Quand Instagram facilite le rapport à l’alimentation des femmes

Aujourd’hui prendre part à un repas va plus loin, que s’installer autour d’une table avec des amis. De plus en plus, les internautes veulent partager les plats sur les réseaux sociaux. On retrouve donc les commentaires sur les expériences culinaires, et parmi eux des milliers de jeunes femmes, mettent en scène et rendent public leur rapport parfois trouble avec l’alimentation.

Il est clair, que pour beaucoup de ces jeunes femmes, il s’agit de conjurer un rapport qui est, ou qui fut parfois difficile avec la nourriture. Au-delà, des astuces recettes ou la satisfaction de montrer une réussite et un savoir-faire, il y a derrière tout cela, une volonté d’échanger des expériences et une entraide face à certaines relations difficiles avec la nourriture.

Une volonté d’échange à propos de l’alimentation

On découvre à travers ces échanges, la volonté de partager une relation apaisée et un bien-être retrouvé, après avoir traversé des épisodes difficiles, comme l’anorexie, des prises de poids importantes ou des périodes “yoyo” incessantes.

Lamia Sadoun, Pascale Ezan et Valérie Hemar-Nicolas, enseignantes-chercheuses à l’université du Havre et de Paris Sud, dans une étude sur la mise en scène de l’alimentation sur Instagram, expliquent “ce réseau social est très prisé par les jeunes, qui y partagent des visuels, échangent des commentaires autour de leur repas, de recettes culinaires dans lesquels se laissent voir des motivations hédonistes”.

Attention un excès peut en cacher un autre 

Tout ceci, ne constitue pas un remède miracle, mais il peut éviter d’entrer dans des méthodes plus hardes et dangereuses en matière d’habitude alimentaire. Le partage des photos, est la première étape d’une socialisation et d’un rapport “soft et fun” avec les habitudes culinaires. Lamia Sadoun, confirme “il permet d’ouvrir, en ligne, des interactions émotionnelles, comme des encouragements, de la reconnaissance, de la fierté. Grâce à l’interaction avec leurs abonnés, la démonstration est faite que l’on mange bien et que cela permet d’être bien physiquement”.

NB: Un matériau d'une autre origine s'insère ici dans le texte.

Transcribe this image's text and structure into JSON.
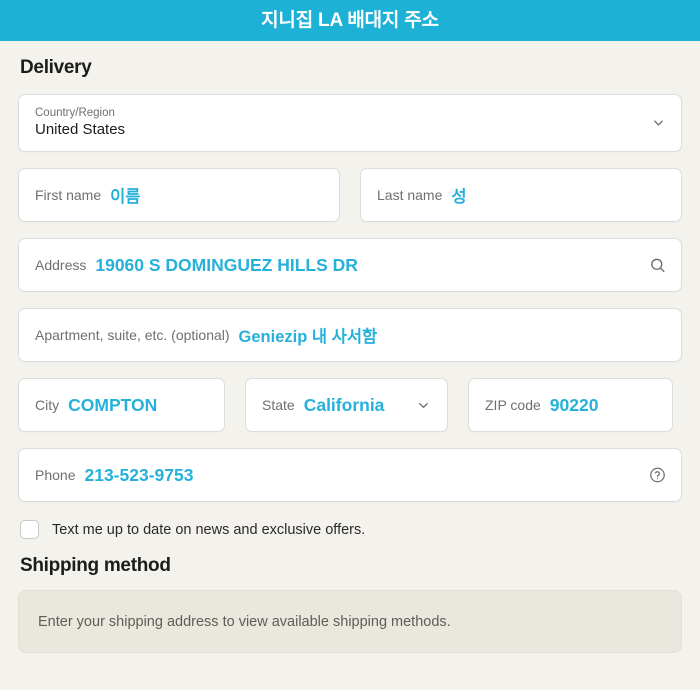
{
  "titlebar": {
    "title": "지니집 LA 배대지 주소",
    "background_color": "#1eb1d6",
    "text_color": "#ffffff"
  },
  "theme": {
    "page_background": "#f4f2ec",
    "accent_color": "#25b1da",
    "field_background": "#ffffff",
    "field_border": "#dcdcdc",
    "label_color": "#6f6f6f",
    "notice_background": "#eae7de"
  },
  "delivery": {
    "heading": "Delivery",
    "country": {
      "label": "Country/Region",
      "value": "United States",
      "icon": "chevron-down-icon"
    },
    "first_name": {
      "label": "First name",
      "value": "이름"
    },
    "last_name": {
      "label": "Last name",
      "value": "성"
    },
    "address": {
      "label": "Address",
      "value": "19060 S DOMINGUEZ HILLS DR",
      "icon": "search-icon"
    },
    "apartment": {
      "label": "Apartment, suite, etc. (optional)",
      "value": "Geniezip 내 사서함"
    },
    "city": {
      "label": "City",
      "value": "COMPTON"
    },
    "state": {
      "label": "State",
      "value": "California",
      "icon": "chevron-down-icon"
    },
    "zip": {
      "label": "ZIP code",
      "value": "90220"
    },
    "phone": {
      "label": "Phone",
      "value": "213-523-9753",
      "icon": "help-circle-icon"
    },
    "marketing_optin": {
      "label": "Text me up to date on news and exclusive offers.",
      "checked": false
    }
  },
  "shipping": {
    "heading": "Shipping method",
    "notice": "Enter your shipping address to view available shipping methods."
  }
}
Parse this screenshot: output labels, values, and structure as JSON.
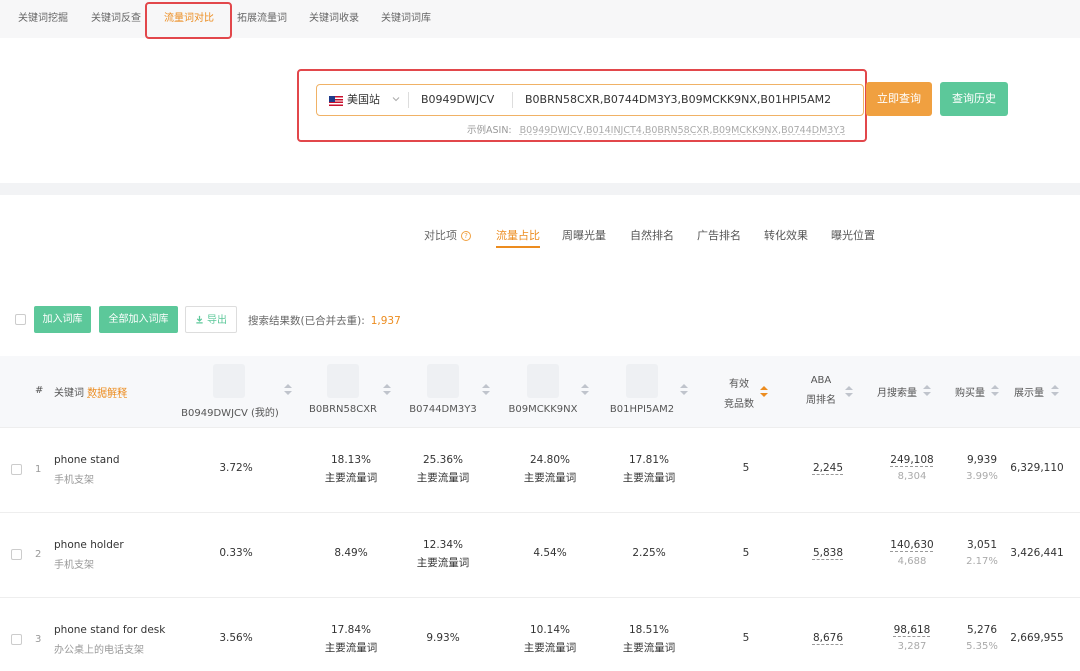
{
  "top_tabs": [
    {
      "label": "关键词挖掘"
    },
    {
      "label": "关键词反查"
    },
    {
      "label": "流量词对比"
    },
    {
      "label": "拓展流量词"
    },
    {
      "label": "关键词收录"
    },
    {
      "label": "关键词词库"
    }
  ],
  "active_tab": "流量词对比",
  "search": {
    "site": "美国站",
    "my_asin": "B0949DWJCV",
    "compare_asins": "B0BRN58CXR,B0744DM3Y3,B09MCKK9NX,B01HPI5AM2",
    "example_label": "示例ASIN:",
    "example_value": "B0949DWJCV,B014INJCT4,B0BRN58CXR,B09MCKK9NX,B0744DM3Y3",
    "query_button": "立即查询",
    "history_button": "查询历史"
  },
  "compare": {
    "label": "对比项",
    "help_icon": "?",
    "tabs": [
      "流量占比",
      "周曝光量",
      "自然排名",
      "广告排名",
      "转化效果",
      "曝光位置"
    ],
    "active": "流量占比"
  },
  "toolbar": {
    "add_button": "加入词库",
    "add_all_button": "全部加入词库",
    "export_button": "导出",
    "result_label": "搜索结果数(已合并去重):",
    "result_count": "1,937"
  },
  "table": {
    "headers": {
      "index": "#",
      "keyword": "关键词",
      "keyword_hint": "数据解释",
      "asins": [
        "B0949DWJCV (我的)",
        "B0BRN58CXR",
        "B0744DM3Y3",
        "B09MCKK9NX",
        "B01HPI5AM2"
      ],
      "competitors_1": "有效",
      "competitors_2": "竞品数",
      "aba_1": "ABA",
      "aba_2": "周排名",
      "monthly_search": "月搜索量",
      "purchases": "购买量",
      "impressions": "展示量"
    },
    "main_tag": "主要流量词",
    "rows": [
      {
        "index": "1",
        "keyword": "phone stand",
        "keyword_cn": "手机支架",
        "shares": [
          {
            "v": "3.72%",
            "main": false
          },
          {
            "v": "18.13%",
            "main": true
          },
          {
            "v": "25.36%",
            "main": true
          },
          {
            "v": "24.80%",
            "main": true
          },
          {
            "v": "17.81%",
            "main": true
          }
        ],
        "competitors": "5",
        "aba": "2,245",
        "monthly": "249,108",
        "monthly_sub": "8,304",
        "purchase": "9,939",
        "purchase_rate": "3.99%",
        "impressions": "6,329,110"
      },
      {
        "index": "2",
        "keyword": "phone holder",
        "keyword_cn": "手机支架",
        "shares": [
          {
            "v": "0.33%",
            "main": false
          },
          {
            "v": "8.49%",
            "main": false
          },
          {
            "v": "12.34%",
            "main": true
          },
          {
            "v": "4.54%",
            "main": false
          },
          {
            "v": "2.25%",
            "main": false
          }
        ],
        "competitors": "5",
        "aba": "5,838",
        "monthly": "140,630",
        "monthly_sub": "4,688",
        "purchase": "3,051",
        "purchase_rate": "2.17%",
        "impressions": "3,426,441"
      },
      {
        "index": "3",
        "keyword": "phone stand for desk",
        "keyword_cn": "办公桌上的电话支架",
        "shares": [
          {
            "v": "3.56%",
            "main": false
          },
          {
            "v": "17.84%",
            "main": true
          },
          {
            "v": "9.93%",
            "main": false
          },
          {
            "v": "10.14%",
            "main": true
          },
          {
            "v": "18.51%",
            "main": true
          }
        ],
        "competitors": "5",
        "aba": "8,676",
        "monthly": "98,618",
        "monthly_sub": "3,287",
        "purchase": "5,276",
        "purchase_rate": "5.35%",
        "impressions": "2,669,955"
      }
    ]
  },
  "colors": {
    "accent": "#ec8c1f",
    "green": "#5cc89a",
    "highlight": "#e2474b"
  }
}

A partir de là, il faut quoi qu’il arrive, ne pas sombrer dans l’obsession, trop vouloir bien faire, le risque est de passer d’un trouble du comportement alimentaire à un autre. Doriane, instagrameuse parisienne, donne sa ligne de conduite, “on ne sait jamais ce que nous réserve la vie. Il faut en profiter, cela signifie aussi qu’il faut bien manger”.

Peut-être en gardant à l’esprit ce vieil adage qui rappelle, qu’il faut manger pour vivre et non pas vivre pour manger.